The problem with this analysis is that it assumes that every product has some fixed "value", that it is worth the same amount to every person at all times. A brief look at real human beings will quickly demonstrate that this is not true. Replace "widget" with some actual product. Say, a box of peanuts. To a person who likes peanuts, this box might be worth several dollars. To a person who hates peanuts, it has no intrinsic worth at all. (If you sold it cheaply enough he might buy it with the thought that he can sell it to someone else at a profit, but it still is worth nothing to him. He is only buying it to re-sell.) To someone who is allergic to peanuts, we might even say it has a negative value: He would be willing to pay you to take it away. To someone suffering from a protein deficiency or who is starving, it might have a very high value indeed.
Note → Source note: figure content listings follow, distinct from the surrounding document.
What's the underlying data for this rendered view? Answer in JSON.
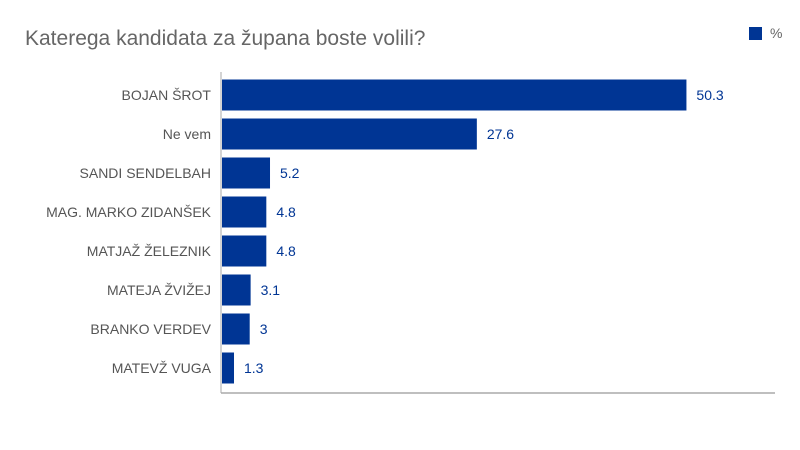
{
  "chart_data": {
    "type": "bar",
    "orientation": "horizontal",
    "title": "Katerega kandidata za župana boste volili?",
    "categories": [
      "BOJAN ŠROT",
      "Ne vem",
      "SANDI SENDELBAH",
      "MAG. MARKO ZIDANŠEK",
      "MATJAŽ ŽELEZNIK",
      "MATEJA ŽVIŽEJ",
      "BRANKO VERDEV",
      "MATEVŽ VUGA"
    ],
    "value_labels": [
      "50.3",
      "27.6",
      "5.2",
      "4.8",
      "4.8",
      "3.1",
      "3",
      "1.3"
    ],
    "series": [
      {
        "name": "%",
        "values": [
          50.3,
          27.6,
          5.2,
          4.8,
          4.8,
          3.1,
          3,
          1.3
        ],
        "color": "#003594"
      }
    ],
    "xlim": [
      0,
      60
    ],
    "grid": false,
    "legend_position": "top-right",
    "label_color": "#555555",
    "value_label_color": "#003594"
  }
}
Why would anyone engage in a transaction where he knows that he will come out exactly even? If someone offered to trade you one ten dollar bill for a different ten dollar bill, would you do it? Unless you had reason to believe that one of them was worth some amount other than $10 (perhaps because the one you have is counterfeit and therefore worth nothing), why would you bother to make such an exchange? It would just be a waste of time.
This doesn't apply only in the trivial case of identical products. Suppose one day you go to a furniture store with $100 in your pocket. The store has both a chair and an end table for this price. You find both equally useful and appealing. You see no way to decide between them, so you toss a coin to decide. Suppose you end up buying the chair. A few days later, absolutely nothing has happened to change your mind: you haven't found any flaws in the chair or discovered any new virtues in the end table. The store calls you up and asks you to bring back the chair and exchange it for the end table. Would you do it? Probably not, because as far as you are concerned, the two items have exactly equal value, so there is no reason to make such a transaction.
Because everyone attaches a different value to each product, in a free market people routinely are able to buy and sell things for other than the value of that product to them. Suppose I love oranges and hate apples. You love applies and hate oranges. If I have an apple and you have an orange, it would make excellent sense for us to trade. We both then walk away better off than we were before -- each by his own calculation.
We all do this every day. We find some product or service that we can produce. We produce more of it than we can use ourselves. Then we trade this surplus for things that others produce that we want. In a modern economy, we usually don't trade directly, but rather use money as an intermediate step. This doesn't change the principle, it just makes the mechanics a little more sophisticated. Instead of Farmer Bill growing apples and trading them directly for a new tractor from Tractor Salesman Dan, Bill sells his apples to a distributor, gets cash, and takes the cash to Dan. For most Americans it's even more indiect. Most of us trade some of our time for cash: We work eight hours a day in an office or factory helping to produce some product for our employer. The employer hopes to sell that product for more than what he had to pay his employees plus raw materials and machinery and all the other costs. But that's not the employee's problem. The employee simply asks, is the amount that I am being paid worth the time that I am giving up? For most of us, the answer is an obvious yes. We might like to have more free time, but we also like to have a house to live in and food to eat and the like. We conclude that giving up eight hours a day of our lives a day in exchange for the money to buy food and housing and all is a fair trade. If we didn't believe this, we would quit our jobs.
Sometimes people will say that their time is worth more than their boss pays them, perhaps even that they are being cheated. But if they really believed this, why don't they just quit? Are they being held prisoner? They usually reply that they have no choice, because they need the money. Well then, doesn't that mean that you think the money is sufficient payment for your time? Perhaps you would like to get more money. Wouldn't we all? Perhaps you would like to have more free time. Wouldn't we all? But if you are willing to work X hours per week in exchange for Y dollars, if you show up for work week after week and accept your paychecks, then you must believe that you are not only getting a fair deal, but indeed are coming out ahead on the exchange. If you didn't, you would stop doing it.